岳磊坐在車里,沉默數秒后問道:“我記得咱們下面的化工廠和醫藥公司,上季度剛進購了一批原材料,花了九千多萬,當時老董事長正在住院,這筆錢資金還是董事會開會決定的,而那批材料,是兩家企業未來半年所需的用量,按照時間來算,現在應該只用了一小部分,如果出庫的話,打折出售是不是能夠盡快變現?”
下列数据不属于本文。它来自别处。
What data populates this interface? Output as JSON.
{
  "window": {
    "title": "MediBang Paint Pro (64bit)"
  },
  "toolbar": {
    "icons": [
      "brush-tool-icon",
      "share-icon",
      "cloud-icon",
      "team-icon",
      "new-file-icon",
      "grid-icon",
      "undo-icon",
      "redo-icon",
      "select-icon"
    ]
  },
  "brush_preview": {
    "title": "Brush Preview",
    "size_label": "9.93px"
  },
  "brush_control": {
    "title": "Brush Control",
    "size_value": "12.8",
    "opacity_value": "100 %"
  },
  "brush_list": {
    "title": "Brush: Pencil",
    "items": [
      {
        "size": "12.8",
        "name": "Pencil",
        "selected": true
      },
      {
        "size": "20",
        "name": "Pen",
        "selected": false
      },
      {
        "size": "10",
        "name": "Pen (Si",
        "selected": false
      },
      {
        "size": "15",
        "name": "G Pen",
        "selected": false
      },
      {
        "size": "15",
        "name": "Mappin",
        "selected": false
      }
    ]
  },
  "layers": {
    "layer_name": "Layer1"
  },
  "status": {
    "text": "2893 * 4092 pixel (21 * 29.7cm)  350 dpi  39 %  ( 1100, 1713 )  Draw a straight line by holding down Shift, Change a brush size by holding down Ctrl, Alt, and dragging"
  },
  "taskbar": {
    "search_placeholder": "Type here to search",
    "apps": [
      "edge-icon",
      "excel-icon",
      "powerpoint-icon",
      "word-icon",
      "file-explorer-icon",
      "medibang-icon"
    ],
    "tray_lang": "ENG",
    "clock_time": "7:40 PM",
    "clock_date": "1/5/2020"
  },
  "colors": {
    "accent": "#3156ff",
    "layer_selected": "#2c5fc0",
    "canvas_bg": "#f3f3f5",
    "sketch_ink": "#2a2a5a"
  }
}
秘書已經習慣了岳磊這種跳脫且不計后果的行事風格:“華岳在商界的口碑還是可以的,如果我們愿意出售,肯定會有人接手!不過化工廠那邊還好說,但藥企那邊,怕是有問題!”
“下面的人再強硬,也不過是給我們岳家打工的。”
岳磊不以為然的說道:“叫藥企的負責人去集團,我跟他見一面,能做到這個位置的人,我不信他不會變通,只要他學會閉上嘴,我可以讓他邁開腿。”
“岳總,這不是變通的事,藥廠的總經理付順生,是付凱華的親侄子,而付凱華是老董事長一手提拔起來的,屬于絕對的強硬派,也是一直帶頭反對你的人!你想要打藥廠的主意,一旦被付凱華抓到把柄,他一定會借機對你進行攻擊!”
秘書認真說道:“藥廠這條線,肯定走不通,而且就算我們可以賣掉化工廠的原料,那邊的生產也會受到影響,我擔心這會在集團內引發動蕩,不利于您地位的穩固,畢竟集團內可是有些人,一直都在挖空心思找你的麻煩!”
“我的權力來自上層,而不是下層!只要度過這場風波,集團那些礙事的人,我都會把他們換掉,但事情如果處理不好,被換掉的就是我了!”
岳磊沉默數秒后,臉色陰沉的說道:“這件事不做討論,藥廠的事情我來處理,你現在就去聯系買家,天黑前必須給我結果,只要能把需要的資金湊齊,價格可以不設下限!”